Brussels-London XXV

The geometry of phase transistions

Université Libre de Bruxelles, 30th January 2026

The event will take place in the Mathematics Department of Université Libre de Bruxelles. The talks will be held in the Salle Solvay, on floor 5 of building NO, Campus de la Plaine. Click here for a map of the campus as well as local travel instructions.

Most international visitors will arrive at Gare du Midi (where the Eurostar and Thalys terminals are). From here the easiest route to the ULB is by metro. Take line 2 or 6 in the direction "Elisabeth", and change at "Arts-Loi" for line 5, direction "Hermann Debroux", which will stop at "Delta". The journey should take approximately 30 minutes.
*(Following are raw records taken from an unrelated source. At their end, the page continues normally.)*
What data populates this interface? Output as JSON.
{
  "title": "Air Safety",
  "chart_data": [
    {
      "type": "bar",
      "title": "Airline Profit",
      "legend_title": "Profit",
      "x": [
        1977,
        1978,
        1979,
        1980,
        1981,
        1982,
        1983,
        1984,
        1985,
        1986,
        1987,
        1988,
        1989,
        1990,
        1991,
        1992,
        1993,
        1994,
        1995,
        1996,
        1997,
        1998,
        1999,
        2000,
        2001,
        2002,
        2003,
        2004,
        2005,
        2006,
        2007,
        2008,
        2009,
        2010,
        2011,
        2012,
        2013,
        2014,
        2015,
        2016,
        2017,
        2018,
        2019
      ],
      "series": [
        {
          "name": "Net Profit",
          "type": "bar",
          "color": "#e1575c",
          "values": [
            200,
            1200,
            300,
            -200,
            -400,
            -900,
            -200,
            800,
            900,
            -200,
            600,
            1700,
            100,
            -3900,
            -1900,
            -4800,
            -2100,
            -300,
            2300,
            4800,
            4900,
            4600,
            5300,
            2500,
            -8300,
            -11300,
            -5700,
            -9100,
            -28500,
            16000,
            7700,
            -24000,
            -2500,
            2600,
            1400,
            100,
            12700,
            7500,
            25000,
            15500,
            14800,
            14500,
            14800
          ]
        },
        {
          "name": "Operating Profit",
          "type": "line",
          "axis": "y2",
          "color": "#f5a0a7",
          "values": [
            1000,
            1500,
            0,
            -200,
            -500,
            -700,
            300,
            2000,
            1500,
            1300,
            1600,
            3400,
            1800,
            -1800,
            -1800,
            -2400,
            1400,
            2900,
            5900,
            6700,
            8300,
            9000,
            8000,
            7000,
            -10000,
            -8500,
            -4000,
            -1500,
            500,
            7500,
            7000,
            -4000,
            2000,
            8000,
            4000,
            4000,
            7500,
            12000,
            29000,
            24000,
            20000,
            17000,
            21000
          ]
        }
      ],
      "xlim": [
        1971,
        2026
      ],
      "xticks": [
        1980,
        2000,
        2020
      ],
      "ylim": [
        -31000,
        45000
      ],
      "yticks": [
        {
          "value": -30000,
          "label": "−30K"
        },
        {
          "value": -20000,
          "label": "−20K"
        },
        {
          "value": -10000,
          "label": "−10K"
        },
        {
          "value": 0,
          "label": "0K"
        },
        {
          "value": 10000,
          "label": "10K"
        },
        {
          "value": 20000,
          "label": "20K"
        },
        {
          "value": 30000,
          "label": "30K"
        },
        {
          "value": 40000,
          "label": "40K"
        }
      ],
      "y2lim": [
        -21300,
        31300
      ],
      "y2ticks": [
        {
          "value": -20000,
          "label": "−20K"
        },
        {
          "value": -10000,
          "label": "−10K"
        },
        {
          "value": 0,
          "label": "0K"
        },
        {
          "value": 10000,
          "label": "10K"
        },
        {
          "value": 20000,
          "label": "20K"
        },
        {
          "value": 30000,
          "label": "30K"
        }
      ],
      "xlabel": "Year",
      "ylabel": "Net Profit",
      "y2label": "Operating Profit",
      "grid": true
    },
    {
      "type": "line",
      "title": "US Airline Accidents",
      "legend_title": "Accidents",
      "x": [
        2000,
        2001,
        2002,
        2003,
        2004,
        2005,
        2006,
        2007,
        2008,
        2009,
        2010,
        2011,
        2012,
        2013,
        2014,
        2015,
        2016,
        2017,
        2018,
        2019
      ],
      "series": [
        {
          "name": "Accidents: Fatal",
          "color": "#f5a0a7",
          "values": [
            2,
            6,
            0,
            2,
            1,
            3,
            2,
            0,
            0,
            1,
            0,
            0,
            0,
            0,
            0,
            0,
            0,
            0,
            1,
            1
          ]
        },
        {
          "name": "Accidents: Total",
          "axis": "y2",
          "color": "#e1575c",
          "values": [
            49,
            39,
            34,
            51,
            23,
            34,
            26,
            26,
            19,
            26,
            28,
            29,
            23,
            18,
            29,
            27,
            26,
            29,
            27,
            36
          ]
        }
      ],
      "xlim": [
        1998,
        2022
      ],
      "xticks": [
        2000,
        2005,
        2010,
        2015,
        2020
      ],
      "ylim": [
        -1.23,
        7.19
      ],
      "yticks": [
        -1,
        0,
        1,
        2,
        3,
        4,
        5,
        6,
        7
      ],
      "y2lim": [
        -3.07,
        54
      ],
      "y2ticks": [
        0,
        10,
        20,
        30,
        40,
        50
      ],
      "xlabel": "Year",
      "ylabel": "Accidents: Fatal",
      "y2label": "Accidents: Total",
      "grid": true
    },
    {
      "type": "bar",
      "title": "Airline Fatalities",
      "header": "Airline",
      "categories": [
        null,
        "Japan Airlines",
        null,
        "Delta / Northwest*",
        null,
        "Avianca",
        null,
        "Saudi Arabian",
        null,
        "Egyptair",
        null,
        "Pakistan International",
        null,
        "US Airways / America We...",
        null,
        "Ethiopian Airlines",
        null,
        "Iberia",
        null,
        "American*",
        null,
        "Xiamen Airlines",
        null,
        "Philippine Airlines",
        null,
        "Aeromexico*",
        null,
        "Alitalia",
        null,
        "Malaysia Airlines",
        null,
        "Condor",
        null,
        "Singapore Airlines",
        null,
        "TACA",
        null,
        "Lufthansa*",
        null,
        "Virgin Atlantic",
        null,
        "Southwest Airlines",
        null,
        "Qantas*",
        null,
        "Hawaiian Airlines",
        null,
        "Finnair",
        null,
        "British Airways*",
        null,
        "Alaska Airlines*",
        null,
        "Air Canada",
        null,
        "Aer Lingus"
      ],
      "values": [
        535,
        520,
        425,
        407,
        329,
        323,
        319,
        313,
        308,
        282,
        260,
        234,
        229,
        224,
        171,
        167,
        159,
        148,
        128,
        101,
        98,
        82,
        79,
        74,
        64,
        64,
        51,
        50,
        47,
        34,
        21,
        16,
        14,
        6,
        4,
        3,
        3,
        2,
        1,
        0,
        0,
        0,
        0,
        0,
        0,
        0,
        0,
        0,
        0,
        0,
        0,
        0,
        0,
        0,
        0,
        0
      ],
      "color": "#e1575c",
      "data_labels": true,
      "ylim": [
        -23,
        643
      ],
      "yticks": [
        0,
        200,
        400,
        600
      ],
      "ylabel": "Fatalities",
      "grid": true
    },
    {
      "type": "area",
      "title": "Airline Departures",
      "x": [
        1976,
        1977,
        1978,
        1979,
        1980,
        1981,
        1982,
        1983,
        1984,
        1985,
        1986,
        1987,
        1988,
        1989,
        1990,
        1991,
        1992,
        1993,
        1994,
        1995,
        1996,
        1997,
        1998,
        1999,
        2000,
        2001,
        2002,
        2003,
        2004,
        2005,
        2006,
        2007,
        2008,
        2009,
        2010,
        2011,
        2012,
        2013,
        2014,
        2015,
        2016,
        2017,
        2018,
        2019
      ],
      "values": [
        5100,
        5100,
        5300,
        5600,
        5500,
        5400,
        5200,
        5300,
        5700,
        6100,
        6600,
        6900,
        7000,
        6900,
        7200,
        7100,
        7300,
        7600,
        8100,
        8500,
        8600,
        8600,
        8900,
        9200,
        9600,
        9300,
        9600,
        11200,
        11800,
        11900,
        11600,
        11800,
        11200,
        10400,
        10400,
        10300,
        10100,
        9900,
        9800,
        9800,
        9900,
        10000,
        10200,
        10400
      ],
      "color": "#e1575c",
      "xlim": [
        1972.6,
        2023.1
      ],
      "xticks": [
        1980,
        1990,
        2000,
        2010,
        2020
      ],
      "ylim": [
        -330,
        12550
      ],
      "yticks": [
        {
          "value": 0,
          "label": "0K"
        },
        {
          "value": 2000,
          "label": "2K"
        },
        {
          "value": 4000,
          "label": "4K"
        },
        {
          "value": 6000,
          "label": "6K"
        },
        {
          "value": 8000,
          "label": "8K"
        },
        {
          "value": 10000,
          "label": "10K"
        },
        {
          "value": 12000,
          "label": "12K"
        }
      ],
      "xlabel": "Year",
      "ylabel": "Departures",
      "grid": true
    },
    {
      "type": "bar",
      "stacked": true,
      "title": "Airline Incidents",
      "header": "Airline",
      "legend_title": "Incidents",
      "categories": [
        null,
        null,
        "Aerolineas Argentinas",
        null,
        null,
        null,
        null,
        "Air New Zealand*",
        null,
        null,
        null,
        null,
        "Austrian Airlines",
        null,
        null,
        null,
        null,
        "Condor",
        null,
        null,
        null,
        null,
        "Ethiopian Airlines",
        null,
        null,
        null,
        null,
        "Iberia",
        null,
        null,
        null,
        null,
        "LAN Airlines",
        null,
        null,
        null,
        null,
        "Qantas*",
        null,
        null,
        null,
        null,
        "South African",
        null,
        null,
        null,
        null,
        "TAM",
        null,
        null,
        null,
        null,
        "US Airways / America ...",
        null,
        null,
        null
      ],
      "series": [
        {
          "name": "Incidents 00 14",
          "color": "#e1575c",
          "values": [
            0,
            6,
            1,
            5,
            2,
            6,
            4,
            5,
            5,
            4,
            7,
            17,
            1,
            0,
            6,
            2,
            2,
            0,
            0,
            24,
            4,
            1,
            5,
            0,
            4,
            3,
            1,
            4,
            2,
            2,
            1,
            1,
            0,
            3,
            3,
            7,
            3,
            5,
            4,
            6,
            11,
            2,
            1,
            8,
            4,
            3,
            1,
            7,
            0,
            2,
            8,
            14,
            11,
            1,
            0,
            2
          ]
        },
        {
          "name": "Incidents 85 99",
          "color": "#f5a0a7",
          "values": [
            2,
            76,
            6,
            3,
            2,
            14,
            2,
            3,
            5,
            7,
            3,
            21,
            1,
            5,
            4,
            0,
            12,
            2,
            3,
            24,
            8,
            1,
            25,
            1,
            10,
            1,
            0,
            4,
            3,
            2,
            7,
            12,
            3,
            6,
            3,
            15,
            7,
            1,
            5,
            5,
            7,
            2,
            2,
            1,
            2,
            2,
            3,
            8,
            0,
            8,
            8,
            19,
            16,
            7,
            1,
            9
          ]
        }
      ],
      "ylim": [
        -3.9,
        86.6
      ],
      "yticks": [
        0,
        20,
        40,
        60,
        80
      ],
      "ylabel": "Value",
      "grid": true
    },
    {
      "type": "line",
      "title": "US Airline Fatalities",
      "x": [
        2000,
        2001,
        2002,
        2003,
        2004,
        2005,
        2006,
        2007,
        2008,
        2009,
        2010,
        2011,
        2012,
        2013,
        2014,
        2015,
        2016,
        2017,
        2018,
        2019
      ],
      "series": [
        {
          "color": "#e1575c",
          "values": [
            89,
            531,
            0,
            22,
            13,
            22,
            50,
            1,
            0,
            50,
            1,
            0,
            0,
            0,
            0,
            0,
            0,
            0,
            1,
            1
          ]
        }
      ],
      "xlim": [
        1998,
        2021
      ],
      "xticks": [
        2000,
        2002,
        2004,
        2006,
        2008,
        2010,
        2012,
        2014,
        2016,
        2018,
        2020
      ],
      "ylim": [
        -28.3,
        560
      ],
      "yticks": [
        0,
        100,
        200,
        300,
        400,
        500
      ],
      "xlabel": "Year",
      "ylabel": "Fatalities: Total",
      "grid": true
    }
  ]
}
The event will begin with lunch from 12pm. Lunch is free for all registered attendees. It will take place in the Maison des Anciens, which is on Campus de la Plaine, a short walk from where the talks will take place. The restaurant is above the Forum, marked as "UAE" on the map linked to above. Note you have to walk up steps outside to get on to the top level of the Forum where the restaurant is.

The talks will be held in the Salle Solvay, 5th floor of building NO, are at 13.30, 14.50 and 16.10, with coffee breaks in between.

To attend this event, you must register in advance.

Joaquim Serra. Recent Progress on Stable Solutions of the Allen–Cahn Equation.

I will present recent results and open problems concerning stable solutions of the Allen–Cahn equation and its free boundary version. In particular, I will discuss the long-standing problem of classifying stable solutions to the Allen–Cahn equation, both with and without area bounds, in low dimensions, and the consequences of these classifications. I will outline the classical results and highlight more recent developments, emphasizing the main difficulties in the problem and some of the key ideas underlying the proofs of our recent results. The talk is based on two papers: one joint with Chan, Figalli, and Fernández-Real, and another joint with Florit-Simon.

Sylvia Serfaty. Vortex points and vortex lines in the Ginzburg-Landau model.

I will review work with Etienne Sandier and more recent joint work with Carlos Román and Etienne Sandier, where we study the onset of vortices in the two and three-dimensional Ginzburg-Landau model of superconductivity. We discuss the critical field at which the first vortices appear, the optimal number of lines, and Gamma-limit problems for their effective interaction and arrangement.

Etienne Sandier. Minimizing entire solutions to vector Allen-Cahn equations in R^2.

I will report on a joint work with Peter Sternberg and recent joint work with Lia Bronsard and Peter Sternberg, where we try to describe minimizing entire solutions to the vector Allen-Cahn equation with three wells in two space dimensions. It is known that the Gamma-limit by blow-down of this problem is a minimal partition problem with weights for which minimal cones are easily described. We will see that, depending on the weights, each minimal cone may, or may not, correspond to a minimizing entire solution.